Hospital trusts have ‘choice’ policies which purport to allow for choices, but the real choice rights are rights in law, to be placed by a council, if one is having council made care home arrangements, in the home of one’s preference, subject to suitability, availability, the home’s being willing to contract on reasonable terms and on price.
And this is where the sector is sitting on a powderkeg in terms of legal risk, in CASCAIDr’s view.
It is one thing to say the price (and therefore your personal budget) is £x – and above £x you will have to pay a top up – when sufficient local care home providers – in terms of the number of placements a council expects to have to make in a year – have signed up to provide standard care and accommodation for £x.
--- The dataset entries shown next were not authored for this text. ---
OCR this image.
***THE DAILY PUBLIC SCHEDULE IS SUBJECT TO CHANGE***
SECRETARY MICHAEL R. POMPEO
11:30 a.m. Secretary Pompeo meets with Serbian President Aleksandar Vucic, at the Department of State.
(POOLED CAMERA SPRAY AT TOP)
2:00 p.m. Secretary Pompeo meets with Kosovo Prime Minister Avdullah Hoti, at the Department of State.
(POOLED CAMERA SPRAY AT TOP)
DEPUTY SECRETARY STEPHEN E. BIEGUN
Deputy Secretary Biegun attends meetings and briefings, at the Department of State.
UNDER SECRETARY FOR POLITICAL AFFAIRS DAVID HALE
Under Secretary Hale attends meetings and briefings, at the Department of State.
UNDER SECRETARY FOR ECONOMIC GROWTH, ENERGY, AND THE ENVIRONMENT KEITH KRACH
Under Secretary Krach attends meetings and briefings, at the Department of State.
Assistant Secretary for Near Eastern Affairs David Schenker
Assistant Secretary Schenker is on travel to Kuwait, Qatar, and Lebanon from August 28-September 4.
That’s the rational evidence basis for the position taken by the council towards the clients it has to place, and before it can charge them anything under the charging regulations.
It is quite another thing to say £x is the price, when any more than about 30% of care home providers have only been willing to work with the council, on the footing that they can also charge a top up for what are supposed to be ‘wants’ – and not needs (‘wants’ that are not severable from the placement itself. Extras that are personal, are extras, and no business of the council’s at all, but things like ambience, culture, views, the quality of the food, care and furniture, are preferences, and can be treated as a top-up).
If more than about 30% of homes are charging top ups, it would be evidence to suggest that the majority of homes are aiming to offer luxury top end package, in terms of the setting and the services: and the whole sector knows that that is just not true.
- The LGO’s findings in various cases looking at top ups show that homes are not suitable or vacant when the asserted rate is being imposed in the context of getting a person out of hospital, quickly;
- CQC ratings show this to be untrue; lots of homes will be getting INADEQUATES
- Public sector staff’s own knowledge of what goes on in care home, through safeguarding and constant involvement with clients going in and coming out of care homes – and even visitors’ perceptions
all add up to the conclusion that relatives of council-placed clients are subsidising the obligation to pay for decent adequate appropriate means of meeting a need.
And that’s before one factors in the conclusion of the Competition and Markets Authority that fully privately contracting clients are subsidising fee rates for all NHS and council placed clients, because that is what enables the home’s manager to go lower and lower, in negotiations, and bow to the dominance of the commissioner’s market position.
People facing hospital discharge pressure on themselves or their families should ask two questions:
- How many homes in your area have actually signed up to placements at the asserted rate with a top-up on top? Councils will know, or ought to know – because they will have tendered in the first place for a framework agreement AND because they have to include the amount of the top up in the specific documentation for the individual placement. If they do not know, that is a factor of severe embarrassment in any event.
- How many of those homes do your social care staff adjudge to be suitable and have availability, before the staff invite the families to go off and do the rounds to help sort out a preference?
It is totally clear law that if there is no placement suitable on the day when discharge needs to be effected, then the additional fee for finding a suitable room elsewhere is not able to be treated as a top up. The council needs to pay the whole fee at that point. End of.
Transferring via more than one move is not ideal, but a person does not have the right to stay in the NHS bed just because their choice is not available. All that is required is a suitable placement, but that decision as to suitability cannot just be asserted because there’s another cheap home OPEN, with a vacant room.
The parts of the regulations that we have focused on here indicate that it would not be right for the NHS to discharge someone to a placement that it did not believe to be suitable, because it would be obliged to withdraw the assessment and/or the discharge notice, if that were its state of mind.
So if relatives are getting nowhere with the relevant council, in setting out
- Why the setting offered is unsuitable
- Why the home is unsuitable
- Why the budget offered is not sufficient for standard care in a care home
- Why the budget does not meet the person’s needs in the setting in which the council has decided to support the person
….then the next best thing the relatives can do is to lay this information at the foot of the discharge co-ordinator and point out that unless they are satisfied that the person’s concerns are not valid, or might not be valid, they need to withdraw the discharge notice.